Neil Clark & Shaun Claydon of Destiny Pharma discusses their 2021 highlights & what's expected in 2022

Episode 664,   Apr 12, 2022, 11:43 AM

Episode image

Neil Clark, CEO & Shaun Claydon, CFO of Destiny Pharma #DEST discuss their 2021 highlights including progress of their two, late-stage clinical assets targeted at infection prevention, both of which are backed by strong Phase 2 clinical data and they also outline what’s expected in 2022.

Neil Clark, CEO & Shaun Claydon, CFO of Destiny Pharma #DEST discuss their 2021 highlights including progress of their two, late-stage clinical assets targeted at infection prevention, both of which are backed by strong Phase 2 clinical data and they also outline what’s expected in 2022.

Operational highlights

NTCD-M3 for prevention of C. difficile infection recurrence

· Good progress made during the year with the transfer and commencement of manufacturing scale up processes and advancement of discussions with US and European regulators on finalising the detail of the Phase 3 clinical trial design. Regulatory discussions are expected to conclude in the first half of 2022, manufacturing scale up by year-end and the Phase 3 trial is targeted to commence thereafter.

· Discussions are progressing with potential licencing partners, with several parties active in the data room. This is in line with the Company's strategy of seeking partners to co-fund Phase 3 trials and lead commercialisation of the asset.

· US Department of Veterans Affairs research study confirms the potential of NTCD-M3 as a novel treatment to prevent the recurrence of C. difficile infections (CDI) that can be used alongside all standard-of-care antibiotic treatments.

· US and European market research underpins clinical support and market potential of NTCD-M3.

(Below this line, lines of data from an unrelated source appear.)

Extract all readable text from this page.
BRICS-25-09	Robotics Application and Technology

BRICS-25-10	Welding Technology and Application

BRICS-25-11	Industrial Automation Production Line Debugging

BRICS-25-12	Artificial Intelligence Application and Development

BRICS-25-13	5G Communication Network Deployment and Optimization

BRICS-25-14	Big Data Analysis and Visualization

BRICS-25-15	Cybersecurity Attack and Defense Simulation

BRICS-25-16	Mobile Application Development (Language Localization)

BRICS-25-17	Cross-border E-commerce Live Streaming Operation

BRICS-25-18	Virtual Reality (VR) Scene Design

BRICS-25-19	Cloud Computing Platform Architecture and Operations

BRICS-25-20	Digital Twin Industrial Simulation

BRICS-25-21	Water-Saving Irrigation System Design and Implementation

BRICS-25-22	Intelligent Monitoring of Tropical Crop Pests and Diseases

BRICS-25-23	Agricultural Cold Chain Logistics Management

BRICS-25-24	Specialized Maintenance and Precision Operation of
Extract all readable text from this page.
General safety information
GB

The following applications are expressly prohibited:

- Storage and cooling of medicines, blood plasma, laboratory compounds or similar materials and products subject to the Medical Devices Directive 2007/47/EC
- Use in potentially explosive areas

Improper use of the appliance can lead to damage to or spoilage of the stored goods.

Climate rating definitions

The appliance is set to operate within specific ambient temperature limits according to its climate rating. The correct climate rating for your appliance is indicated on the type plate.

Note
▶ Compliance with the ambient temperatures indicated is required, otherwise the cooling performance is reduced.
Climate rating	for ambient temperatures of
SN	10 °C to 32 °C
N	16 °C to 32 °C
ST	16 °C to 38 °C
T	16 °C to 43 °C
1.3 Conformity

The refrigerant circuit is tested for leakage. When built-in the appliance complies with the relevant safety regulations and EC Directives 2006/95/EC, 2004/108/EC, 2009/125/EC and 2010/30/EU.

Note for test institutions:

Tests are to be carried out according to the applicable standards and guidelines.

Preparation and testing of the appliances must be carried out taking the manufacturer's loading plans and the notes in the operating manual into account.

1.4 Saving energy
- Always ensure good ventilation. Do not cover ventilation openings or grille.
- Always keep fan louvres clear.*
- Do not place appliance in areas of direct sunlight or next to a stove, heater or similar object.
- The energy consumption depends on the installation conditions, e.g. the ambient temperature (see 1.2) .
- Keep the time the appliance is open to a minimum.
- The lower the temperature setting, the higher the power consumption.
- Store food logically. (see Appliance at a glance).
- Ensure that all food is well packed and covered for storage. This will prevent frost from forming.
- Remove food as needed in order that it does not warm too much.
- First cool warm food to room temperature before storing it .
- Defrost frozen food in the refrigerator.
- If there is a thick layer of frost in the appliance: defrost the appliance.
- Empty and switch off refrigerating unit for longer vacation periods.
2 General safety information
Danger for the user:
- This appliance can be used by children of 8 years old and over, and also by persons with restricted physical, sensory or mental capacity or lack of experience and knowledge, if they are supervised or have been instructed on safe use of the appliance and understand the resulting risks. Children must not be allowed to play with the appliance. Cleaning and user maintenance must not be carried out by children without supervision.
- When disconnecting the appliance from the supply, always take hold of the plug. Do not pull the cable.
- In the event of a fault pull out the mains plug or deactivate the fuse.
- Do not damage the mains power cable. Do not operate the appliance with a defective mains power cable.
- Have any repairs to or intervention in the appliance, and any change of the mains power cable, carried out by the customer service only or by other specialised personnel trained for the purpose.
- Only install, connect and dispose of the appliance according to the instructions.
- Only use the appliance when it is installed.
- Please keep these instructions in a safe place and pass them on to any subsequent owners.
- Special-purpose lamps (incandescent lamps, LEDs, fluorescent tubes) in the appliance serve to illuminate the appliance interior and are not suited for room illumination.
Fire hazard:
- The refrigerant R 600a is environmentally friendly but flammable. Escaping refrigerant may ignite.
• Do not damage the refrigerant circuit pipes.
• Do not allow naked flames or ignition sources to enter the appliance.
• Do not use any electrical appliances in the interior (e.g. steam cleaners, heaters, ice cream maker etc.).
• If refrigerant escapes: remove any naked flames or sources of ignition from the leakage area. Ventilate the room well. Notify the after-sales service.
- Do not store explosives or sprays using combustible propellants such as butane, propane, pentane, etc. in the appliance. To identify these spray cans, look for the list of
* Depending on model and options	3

· Establishment of a NTCD-M3 clinical advisory board consisting of Professor Dale Gerding MD, US, who discovered NTCD-M3, Professor Mark Wilcox MD, UK key opinion leader in CDI and other medical and drug development experts with recent experience of running and designing international Phase 3 clinical studies in CDI. 

XF-73 nasal gel for prevention of post-surgical infections

·       Positive top-line results in Phase 2b clinical study reported in 2021. Primary efficacy endpoint met successfully with high statistical significance and no treatment related safety events. 

· Very good secondary endpoint data announced in August 2021 showed that XF-73 has the potential to keep patients at a significantly low S. aureus nasal burden during the period of highest infection risk which runs from 1 hour prior to incision, during surgery itself, to the start of wound healing and out to 6 days post-surgery. 

· Independent European report underpins the clinical need and market opportunity of XF-73 nasal gel which is seen as a very promising alternative to the current standard of care, Mupirocin, by both clinicians and payers.  

· Successful XF-73 nasal gel Phase 2b study data was presented at 2021 ECCMID (European Congress of Clinical Microbiology & Infectious Diseases) Congress by infection prevention expert, Professor Julie Mangino MD.

Earlier pipeline and research projects

·  Two new collaborations signed: NIAID in US supporting XF-73 dermal infection programme and US Department of Veterans Affairs to research NTCD-M3 for prevention of recurrence of CDI.

· Pre-clinical work on SporCov COVID-19 programme in collaboration with joint partner SporGen Limited (which is largely funded by an £0.8 million Innovate UK grant) completing in H1 2022. Plans for next stage of development are being progressed. 

· XF platform research projects are progressing well after Covid-19 delays and are largely funded by grants and non-dilutive funding.

Post period highlights

· Positive feedback received from the European Medicines Agency (EMA) on plans for XF-73 nasal gel Phase 3 programme design. Phase 3 can use a similar primary endpoint to the successful Phase 2b clinical study, providing a route through Phase 3 trials to the European approval of XF-73 nasal gel as a ground breaking hospital infection prevention product. Feedback from FDA is expected in Q2 2022. 

· Successful completion of the first of two pre-clinical safety studies of XF-73 Dermal formulation. Work continues with US Government's NIAID to complete preclinical safety package that will support future clinical development of XF-73 Dermal in serious wound infections.

· China Medical System Holdings Limited (CMS), the Company's China regional partner and investor, started an additional dermal programme with XF-73 targeting the prevention and treatment of superficial skin infections caused by bacteria.

· Successful equity fund raise of £6.5 million (gross) to enable continued progress of NTCD-M3 and XF73 nasal toward Phase 3 clinical studies, finalisation of regulatory plans  and strengthening of balance sheet.